4. `/hf_config_reader_api` (POST): Read values from persistent configuration memory.

5. `/hf_config_writer_api` (POST): Write values to the persistent configuration memory.

6. `/restart_server` (GET): Restart the LLM server.

Check out the GitHub repository linked below to obtain the server, source-code and detailed documentation on all the above aspects.
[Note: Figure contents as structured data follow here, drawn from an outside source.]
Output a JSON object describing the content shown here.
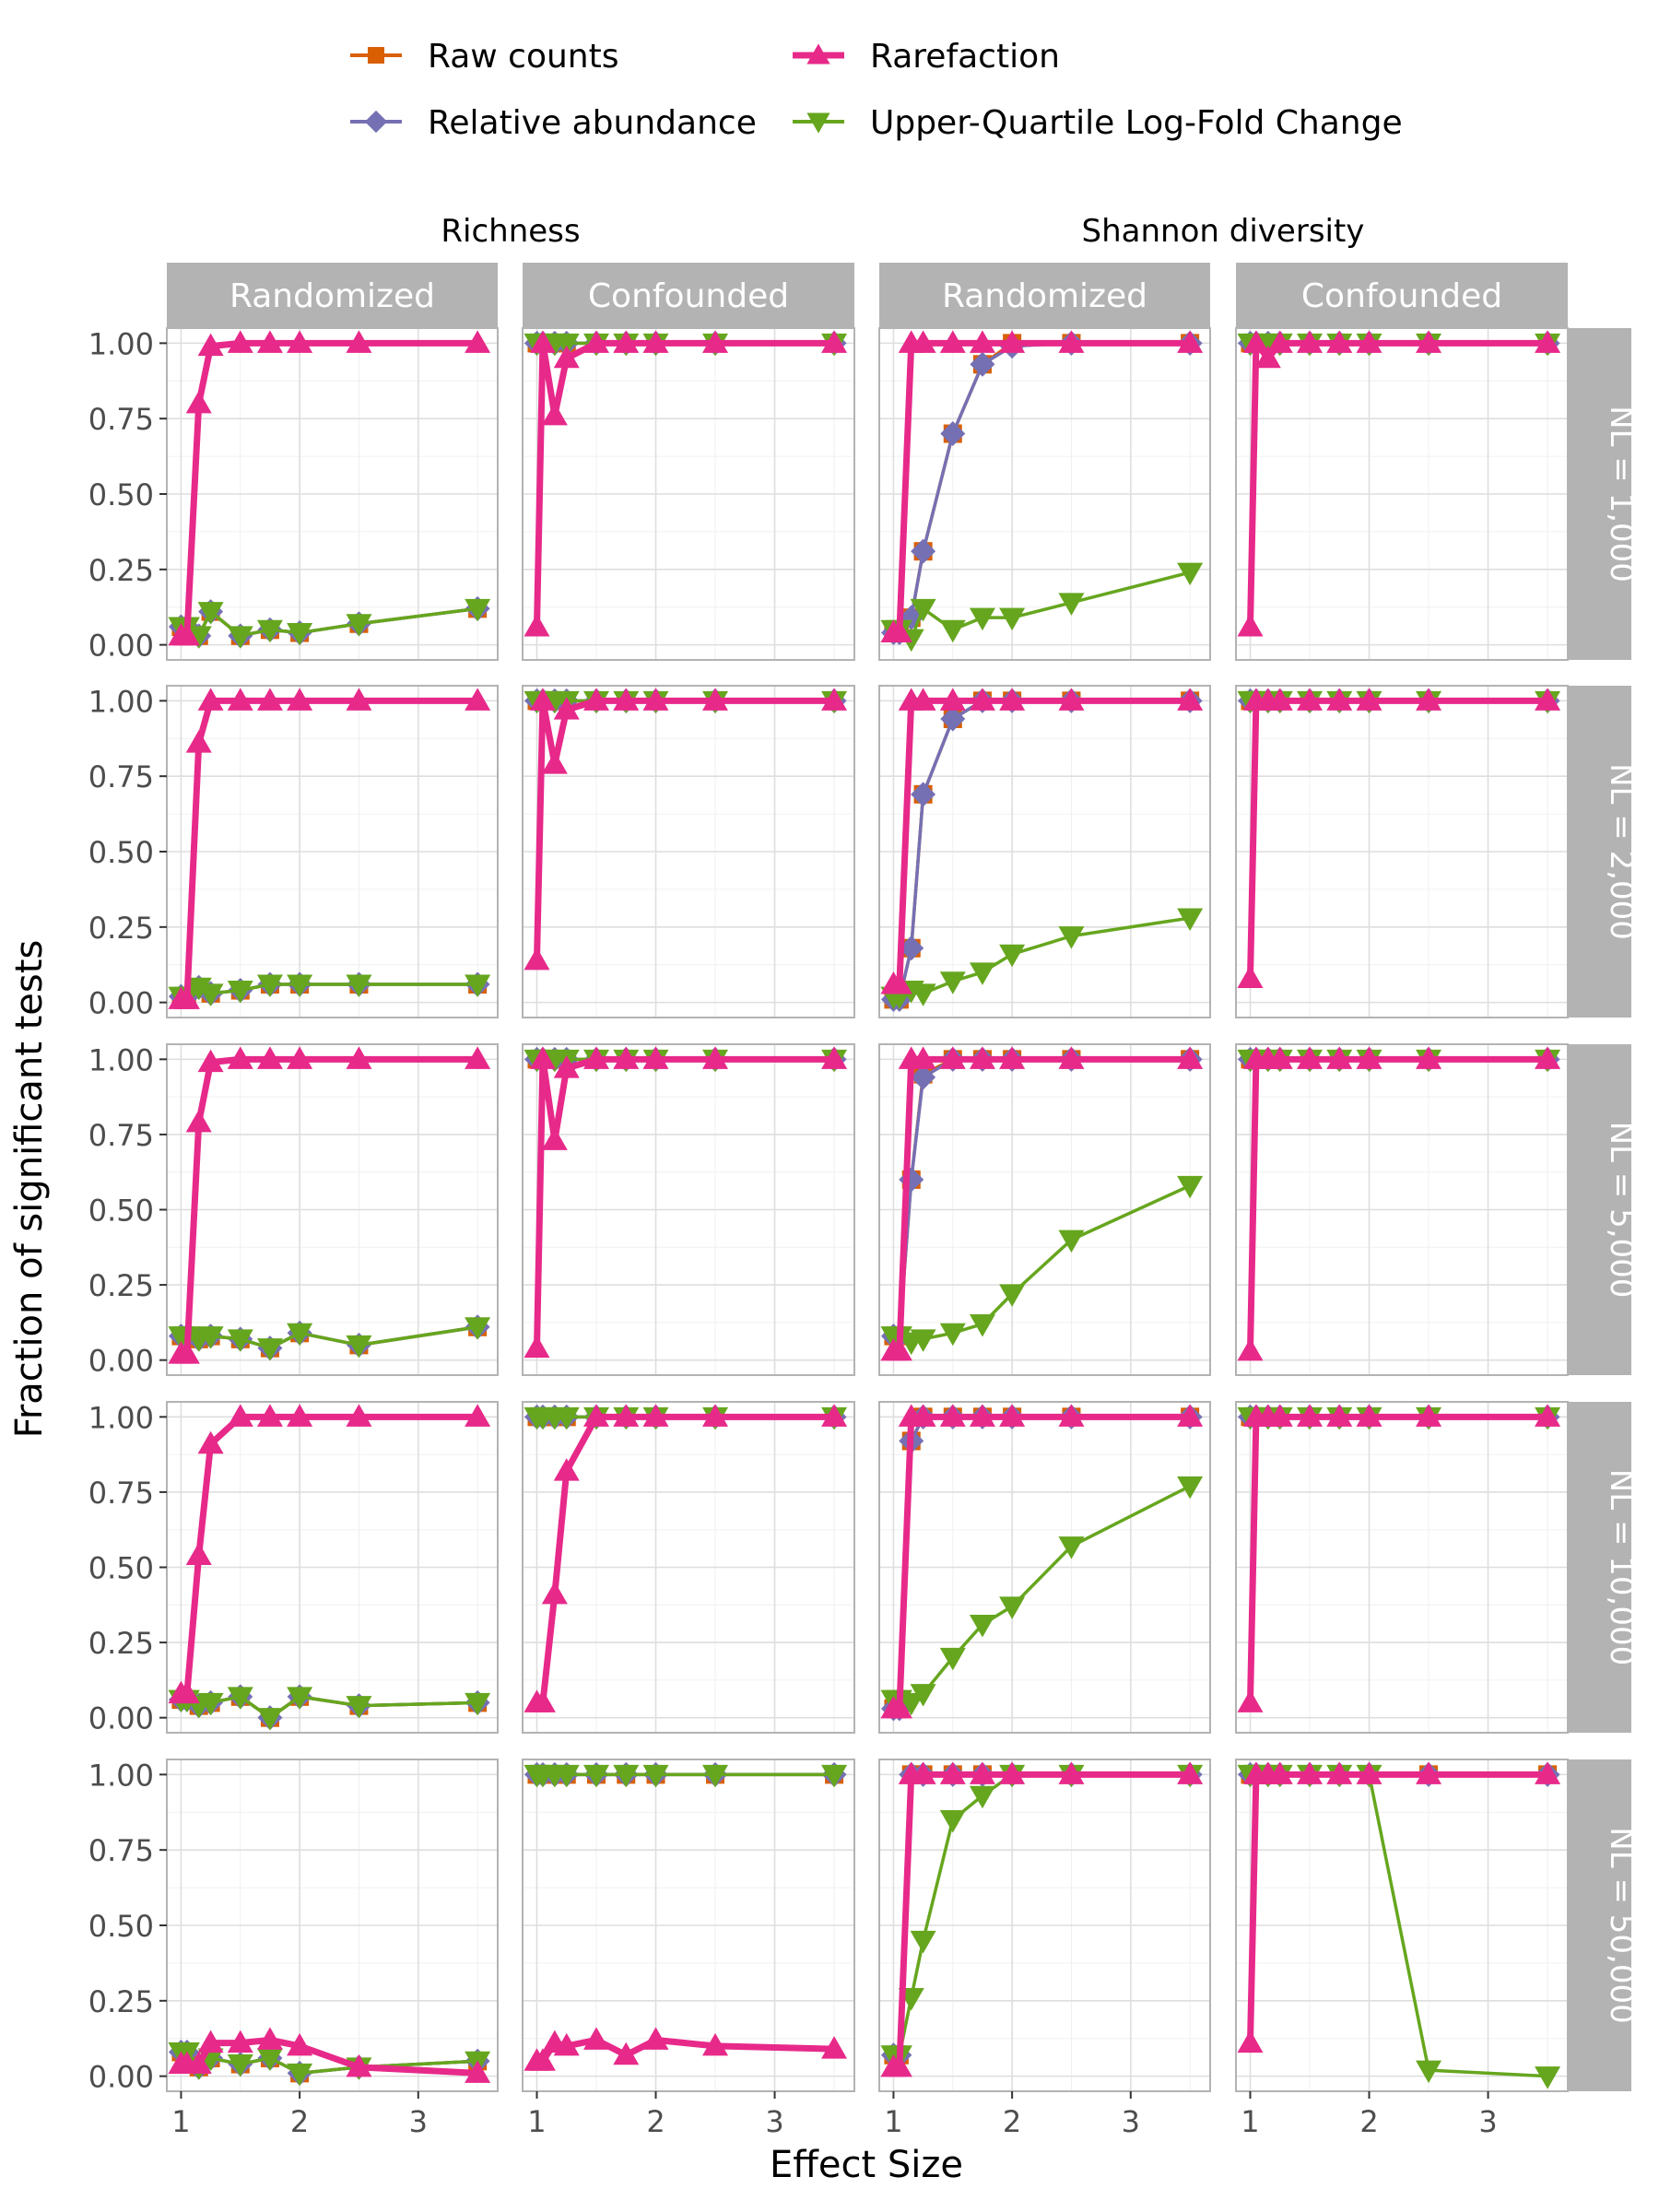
{
  "chart_data": {
    "type": "line",
    "xlabel": "Effect Size",
    "ylabel": "Fraction of significant tests",
    "x": [
      1.0,
      1.05,
      1.15,
      1.25,
      1.5,
      1.75,
      2.0,
      2.5,
      3.5
    ],
    "xlim": [
      0.88,
      3.67
    ],
    "xticks": [
      "1",
      "2",
      "3"
    ],
    "ylim": [
      -0.05,
      1.05
    ],
    "yticks": [
      "0.00",
      "0.25",
      "0.50",
      "0.75",
      "1.00"
    ],
    "grid": true,
    "legend_position": "top",
    "legend": [
      {
        "name": "Raw counts",
        "color": "#D95F02",
        "marker": "square"
      },
      {
        "name": "Rarefaction",
        "color": "#E7298A",
        "marker": "triangle-up"
      },
      {
        "name": "Relative abundance",
        "color": "#7570B3",
        "marker": "diamond"
      },
      {
        "name": "Upper-Quartile Log-Fold Change",
        "color": "#66A61E",
        "marker": "triangle-down"
      }
    ],
    "column_groups": [
      "Richness",
      "Shannon diversity"
    ],
    "column_strips": [
      "Randomized",
      "Confounded",
      "Randomized",
      "Confounded"
    ],
    "row_strips": [
      "ÑL = 1,000",
      "ÑL = 2,000",
      "ÑL = 5,000",
      "ÑL = 10,000",
      "ÑL = 50,000"
    ],
    "panels": [
      [
        {
          "series": {
            "Raw counts": [
              0.06,
              0.06,
              0.03,
              0.11,
              0.03,
              0.05,
              0.04,
              0.07,
              0.12
            ],
            "Relative abundance": [
              0.06,
              0.06,
              0.03,
              0.11,
              0.03,
              0.05,
              0.04,
              0.07,
              0.12
            ],
            "Upper-Quartile Log-Fold Change": [
              0.06,
              0.06,
              0.03,
              0.11,
              0.03,
              0.05,
              0.04,
              0.07,
              0.12
            ],
            "Rarefaction": [
              0.03,
              0.03,
              0.8,
              0.99,
              1.0,
              1.0,
              1.0,
              1.0,
              1.0
            ]
          }
        },
        {
          "series": {
            "Raw counts": [
              1,
              1,
              1,
              1,
              1,
              1,
              1,
              1,
              1
            ],
            "Relative abundance": [
              1,
              1,
              1,
              1,
              1,
              1,
              1,
              1,
              1
            ],
            "Upper-Quartile Log-Fold Change": [
              1,
              1,
              1,
              1,
              1,
              1,
              1,
              1,
              1
            ],
            "Rarefaction": [
              0.06,
              1.0,
              0.76,
              0.95,
              1.0,
              1.0,
              1.0,
              1.0,
              1.0
            ]
          }
        },
        {
          "series": {
            "Raw counts": [
              0.04,
              0.04,
              0.09,
              0.31,
              0.7,
              0.93,
              1.0,
              1.0,
              1.0
            ],
            "Relative abundance": [
              0.04,
              0.04,
              0.09,
              0.31,
              0.7,
              0.93,
              0.99,
              1.0,
              1.0
            ],
            "Upper-Quartile Log-Fold Change": [
              0.05,
              0.05,
              0.02,
              0.12,
              0.05,
              0.09,
              0.09,
              0.14,
              0.24
            ],
            "Rarefaction": [
              0.04,
              0.04,
              1.0,
              1.0,
              1.0,
              1.0,
              1.0,
              1.0,
              1.0
            ]
          }
        },
        {
          "series": {
            "Raw counts": [
              1,
              1,
              1,
              1,
              1,
              1,
              1,
              1,
              1
            ],
            "Relative abundance": [
              1,
              1,
              1,
              1,
              1,
              1,
              1,
              1,
              1
            ],
            "Upper-Quartile Log-Fold Change": [
              1,
              1,
              1,
              1,
              1,
              1,
              1,
              1,
              1
            ],
            "Rarefaction": [
              0.06,
              1.0,
              0.95,
              1.0,
              1.0,
              1.0,
              1.0,
              1.0,
              1.0
            ]
          }
        }
      ],
      [
        {
          "series": {
            "Raw counts": [
              0.02,
              0.02,
              0.05,
              0.03,
              0.04,
              0.06,
              0.06,
              0.06,
              0.06
            ],
            "Relative abundance": [
              0.02,
              0.02,
              0.05,
              0.03,
              0.04,
              0.06,
              0.06,
              0.06,
              0.06
            ],
            "Upper-Quartile Log-Fold Change": [
              0.02,
              0.02,
              0.05,
              0.03,
              0.04,
              0.06,
              0.06,
              0.06,
              0.06
            ],
            "Rarefaction": [
              0.01,
              0.01,
              0.86,
              1.0,
              1.0,
              1.0,
              1.0,
              1.0,
              1.0
            ]
          }
        },
        {
          "series": {
            "Raw counts": [
              1,
              1,
              1,
              1,
              1,
              1,
              1,
              1,
              1
            ],
            "Relative abundance": [
              1,
              1,
              1,
              1,
              1,
              1,
              1,
              1,
              1
            ],
            "Upper-Quartile Log-Fold Change": [
              1,
              1,
              1,
              1,
              1,
              1,
              1,
              1,
              1
            ],
            "Rarefaction": [
              0.14,
              1.0,
              0.79,
              0.97,
              1.0,
              1.0,
              1.0,
              1.0,
              1.0
            ]
          }
        },
        {
          "series": {
            "Raw counts": [
              0.01,
              0.01,
              0.18,
              0.69,
              0.94,
              1.0,
              1.0,
              1.0,
              1.0
            ],
            "Relative abundance": [
              0.01,
              0.01,
              0.18,
              0.69,
              0.94,
              1.0,
              1.0,
              1.0,
              1.0
            ],
            "Upper-Quartile Log-Fold Change": [
              0.02,
              0.02,
              0.04,
              0.03,
              0.07,
              0.1,
              0.16,
              0.22,
              0.28
            ],
            "Rarefaction": [
              0.06,
              0.06,
              1.0,
              1.0,
              1.0,
              1.0,
              1.0,
              1.0,
              1.0
            ]
          }
        },
        {
          "series": {
            "Raw counts": [
              1,
              1,
              1,
              1,
              1,
              1,
              1,
              1,
              1
            ],
            "Relative abundance": [
              1,
              1,
              1,
              1,
              1,
              1,
              1,
              1,
              1
            ],
            "Upper-Quartile Log-Fold Change": [
              1,
              1,
              1,
              1,
              1,
              1,
              1,
              1,
              1
            ],
            "Rarefaction": [
              0.08,
              1.0,
              1.0,
              1.0,
              1.0,
              1.0,
              1.0,
              1.0,
              1.0
            ]
          }
        }
      ],
      [
        {
          "series": {
            "Raw counts": [
              0.08,
              0.08,
              0.07,
              0.08,
              0.07,
              0.04,
              0.09,
              0.05,
              0.11
            ],
            "Relative abundance": [
              0.08,
              0.08,
              0.07,
              0.08,
              0.07,
              0.04,
              0.09,
              0.05,
              0.11
            ],
            "Upper-Quartile Log-Fold Change": [
              0.08,
              0.08,
              0.07,
              0.08,
              0.07,
              0.04,
              0.09,
              0.05,
              0.11
            ],
            "Rarefaction": [
              0.02,
              0.02,
              0.79,
              0.99,
              1.0,
              1.0,
              1.0,
              1.0,
              1.0
            ]
          }
        },
        {
          "series": {
            "Raw counts": [
              1,
              1,
              1,
              1,
              1,
              1,
              1,
              1,
              1
            ],
            "Relative abundance": [
              1,
              1,
              1,
              1,
              1,
              1,
              1,
              1,
              1
            ],
            "Upper-Quartile Log-Fold Change": [
              1,
              1,
              1,
              1,
              1,
              1,
              1,
              1,
              1
            ],
            "Rarefaction": [
              0.04,
              1.0,
              0.73,
              0.97,
              1.0,
              1.0,
              1.0,
              1.0,
              1.0
            ]
          }
        },
        {
          "series": {
            "Raw counts": [
              0.08,
              0.08,
              0.6,
              0.95,
              1.0,
              1.0,
              1.0,
              1.0,
              1.0
            ],
            "Relative abundance": [
              0.08,
              0.08,
              0.6,
              0.94,
              1.0,
              1.0,
              1.0,
              1.0,
              1.0
            ],
            "Upper-Quartile Log-Fold Change": [
              0.08,
              0.08,
              0.06,
              0.07,
              0.09,
              0.12,
              0.22,
              0.4,
              0.58
            ],
            "Rarefaction": [
              0.03,
              0.03,
              1.0,
              1.0,
              1.0,
              1.0,
              1.0,
              1.0,
              1.0
            ]
          }
        },
        {
          "series": {
            "Raw counts": [
              1,
              1,
              1,
              1,
              1,
              1,
              1,
              1,
              1
            ],
            "Relative abundance": [
              1,
              1,
              1,
              1,
              1,
              1,
              1,
              1,
              1
            ],
            "Upper-Quartile Log-Fold Change": [
              1,
              1,
              1,
              1,
              1,
              1,
              1,
              1,
              1
            ],
            "Rarefaction": [
              0.03,
              1.0,
              1.0,
              1.0,
              1.0,
              1.0,
              1.0,
              1.0,
              1.0
            ]
          }
        }
      ],
      [
        {
          "series": {
            "Raw counts": [
              0.06,
              0.06,
              0.04,
              0.05,
              0.07,
              0.0,
              0.07,
              0.04,
              0.05
            ],
            "Relative abundance": [
              0.06,
              0.06,
              0.04,
              0.05,
              0.07,
              0.0,
              0.07,
              0.04,
              0.05
            ],
            "Upper-Quartile Log-Fold Change": [
              0.06,
              0.06,
              0.04,
              0.05,
              0.07,
              0.0,
              0.07,
              0.04,
              0.05
            ],
            "Rarefaction": [
              0.08,
              0.08,
              0.54,
              0.91,
              1.0,
              1.0,
              1.0,
              1.0,
              1.0
            ]
          }
        },
        {
          "series": {
            "Raw counts": [
              1,
              1,
              1,
              1,
              1,
              1,
              1,
              1,
              1
            ],
            "Relative abundance": [
              1,
              1,
              1,
              1,
              1,
              1,
              1,
              1,
              1
            ],
            "Upper-Quartile Log-Fold Change": [
              1,
              1,
              1,
              1,
              1,
              1,
              1,
              1,
              1
            ],
            "Rarefaction": [
              0.05,
              0.05,
              0.41,
              0.82,
              1.0,
              1.0,
              1.0,
              1.0,
              1.0
            ]
          }
        },
        {
          "series": {
            "Raw counts": [
              0.03,
              0.03,
              0.92,
              1.0,
              1.0,
              1.0,
              1.0,
              1.0,
              1.0
            ],
            "Relative abundance": [
              0.03,
              0.03,
              0.92,
              1.0,
              1.0,
              1.0,
              1.0,
              1.0,
              1.0
            ],
            "Upper-Quartile Log-Fold Change": [
              0.06,
              0.06,
              0.05,
              0.08,
              0.2,
              0.31,
              0.37,
              0.57,
              0.77
            ],
            "Rarefaction": [
              0.03,
              0.03,
              1.0,
              1.0,
              1.0,
              1.0,
              1.0,
              1.0,
              1.0
            ]
          }
        },
        {
          "series": {
            "Raw counts": [
              1,
              1,
              1,
              1,
              1,
              1,
              1,
              1,
              1
            ],
            "Relative abundance": [
              1,
              1,
              1,
              1,
              1,
              1,
              1,
              1,
              1
            ],
            "Upper-Quartile Log-Fold Change": [
              1,
              1,
              1,
              1,
              1,
              1,
              1,
              1,
              1
            ],
            "Rarefaction": [
              0.05,
              1.0,
              1.0,
              1.0,
              1.0,
              1.0,
              1.0,
              1.0,
              1.0
            ]
          }
        }
      ],
      [
        {
          "series": {
            "Raw counts": [
              0.08,
              0.08,
              0.03,
              0.06,
              0.04,
              0.06,
              0.01,
              0.03,
              0.05
            ],
            "Relative abundance": [
              0.08,
              0.08,
              0.03,
              0.06,
              0.04,
              0.06,
              0.01,
              0.03,
              0.05
            ],
            "Upper-Quartile Log-Fold Change": [
              0.08,
              0.08,
              0.03,
              0.06,
              0.04,
              0.06,
              0.01,
              0.03,
              0.05
            ],
            "Rarefaction": [
              0.04,
              0.04,
              0.04,
              0.11,
              0.11,
              0.12,
              0.1,
              0.03,
              0.01
            ]
          }
        },
        {
          "series": {
            "Raw counts": [
              1,
              1,
              1,
              1,
              1,
              1,
              1,
              1,
              1
            ],
            "Relative abundance": [
              1,
              1,
              1,
              1,
              1,
              1,
              1,
              1,
              1
            ],
            "Upper-Quartile Log-Fold Change": [
              1,
              1,
              1,
              1,
              1,
              1,
              1,
              1,
              1
            ],
            "Rarefaction": [
              0.05,
              0.05,
              0.11,
              0.1,
              0.12,
              0.07,
              0.12,
              0.1,
              0.09
            ]
          }
        },
        {
          "series": {
            "Raw counts": [
              0.07,
              0.07,
              1.0,
              1.0,
              1.0,
              1.0,
              1.0,
              1.0,
              1.0
            ],
            "Relative abundance": [
              0.07,
              0.07,
              1.0,
              1.0,
              1.0,
              1.0,
              1.0,
              1.0,
              1.0
            ],
            "Upper-Quartile Log-Fold Change": [
              0.07,
              0.07,
              0.26,
              0.45,
              0.85,
              0.93,
              1.0,
              1.0,
              1.0
            ],
            "Rarefaction": [
              0.03,
              0.03,
              1.0,
              1.0,
              1.0,
              1.0,
              1.0,
              1.0,
              1.0
            ]
          }
        },
        {
          "series": {
            "Raw counts": [
              1,
              1,
              1,
              1,
              1,
              1,
              1,
              1,
              1
            ],
            "Relative abundance": [
              1,
              1,
              1,
              1,
              1,
              1,
              1,
              1,
              1
            ],
            "Upper-Quartile Log-Fold Change": [
              1,
              1,
              1,
              1,
              1,
              1,
              1.0,
              0.02,
              0.0
            ],
            "Rarefaction": [
              0.11,
              1.0,
              1.0,
              1.0,
              1.0,
              1.0,
              1.0,
              1.0,
              1.0
            ]
          }
        }
      ]
    ]
  }
}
As always, I welcome discussions and contributions!

GitHub - abgulati/hf-waitress: Serving LLMs in the HF-Transformers format via a PyFlask API

Serving LLMs in the HF-Transformers format via a PyFlask API - abgulati/hf-waitress

github.com

A closing note on llama.cpp

Llama.cpp and its GGUFs will likely remain the best option for hybrid CPU+GPU inferencing, wherein model layers are distributed across the memory of these processors, enabling the utilization of all available RAM in a single system. I am actively looking into quantization techniques that will enabling such hybrid inferencing in HF-Waitress too though, so stay tuned!

All said and done, llama.cpp is an amazing project and really represents open-source at it’s best: it’s a testament to what a community of willing contributers can create, and the freedom and enablement afforded to all by open-source projects.

llama.cpp and it’s creator and contributors have been very inspring to me on every level as a developer and I always wish it continued success. It serves as my inspiration to build and open-source the tools I do!